Dr. Goldstein argues that the genetic burden of common diseases must be mostly carried by large numbers of rare variants. In this theory, schizophrenia, say, would be caused by combinations of 1,000 rare genetic variants, not of 10 common genetic variants.

This would be bleak news for those who argue that the common variants detected so far, even if they explain only a small percentage of the risk, will nonetheless identify the biological pathways through which a disease emerges, and hence point to drugs that may correct the errant pathways. If hundreds of rare variants are involved in a disease, they may implicate too much of the body’s biochemistry to be useful.

“In pointing at everything,” Dr. Goldstein writes in the journal, “genetics would point at nothing.”

Two other geneticists, Peter Kraft and David J. Hunter of the Harvard School of Public Health, also writing in the journal, largely agree with Dr. Goldstein in concluding that probably many genetic variants, rather than few, “are responsible for the majority of the inherited risk of each common disease.”

But they disagree with his belief that there will be diminishing returns from more genomewide association studies.

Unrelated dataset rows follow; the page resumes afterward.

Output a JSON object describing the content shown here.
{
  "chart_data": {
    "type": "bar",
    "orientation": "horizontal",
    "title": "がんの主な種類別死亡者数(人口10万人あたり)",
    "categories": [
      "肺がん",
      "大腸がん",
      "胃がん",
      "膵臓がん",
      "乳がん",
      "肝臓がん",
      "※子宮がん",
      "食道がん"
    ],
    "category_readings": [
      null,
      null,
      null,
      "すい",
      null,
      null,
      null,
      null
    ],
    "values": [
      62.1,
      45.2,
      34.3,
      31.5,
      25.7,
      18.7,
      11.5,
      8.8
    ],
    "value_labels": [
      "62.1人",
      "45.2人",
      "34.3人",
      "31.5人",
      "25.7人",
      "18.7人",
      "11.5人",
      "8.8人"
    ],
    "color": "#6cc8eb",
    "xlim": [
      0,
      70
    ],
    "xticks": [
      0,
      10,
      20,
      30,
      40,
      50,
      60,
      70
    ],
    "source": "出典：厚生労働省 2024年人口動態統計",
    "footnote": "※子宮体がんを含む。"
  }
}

“There will be more common variants to find,” Dr. Hunter said. “It would be unfortunate if we gave up now.”

Dr. Goldstein, however, said it was “beyond the grasp of the genomewide association studies” to find rare variants with small effects, even by recruiting enormous numbers of patients. He said resources should be switched away from these highly expensive studies, which in his view have now done their job.

“If you ask what is the fastest way for us to make progress in genetics that is clinically helpful,” he said, “I am absolutely certain it is to marshal our resources to interrogate full genomes, not in fine-tuning our analyses of common variations.”

He advocates decoding the full DNA of carefully selected patients.

Dr. Kraft and Dr. Hunter say that a person’s genetic risk of common diseases can be estimated only roughly at present but that estimates will improve as more variants are found. But that means any risk estimate offered by personal genomics companies today is unstable, Dr. Kraft said, and subject to upward or downward revision in the future.

Further, people who obtain a genomic risk profile are likely to focus with horror on the disease for which they are told they are at highest risk. Yet this is almost certain to be an overestimate, Dr. Kraft said.

The reason is that the many risk estimates derived from a person’s genomic data will include some that are too high and some that are too low. So any estimate of high risk is likely to be too high. The phenomenon is called the “winner’s curse,” by analogy to auctions in which the true value of an item is probably the average of all bids; the winner by definition has bid higher than that, and so has overpaid.

Dr. Kari Stefansson, chief executive of deCODE Genetics, an Icelandic gene-hunting company that also offers a personal genome testing service, said deCODE alerted clients to pay attention to diseases for which testing shows their risk is three times as great as average, not to trivial increases in risk.

Dr. Stefansson said his company had discovered 60 percent of the disease variants known so far.

“We have beaten them in every aspect of the game,” he said of rival gene hunters at American and British universities.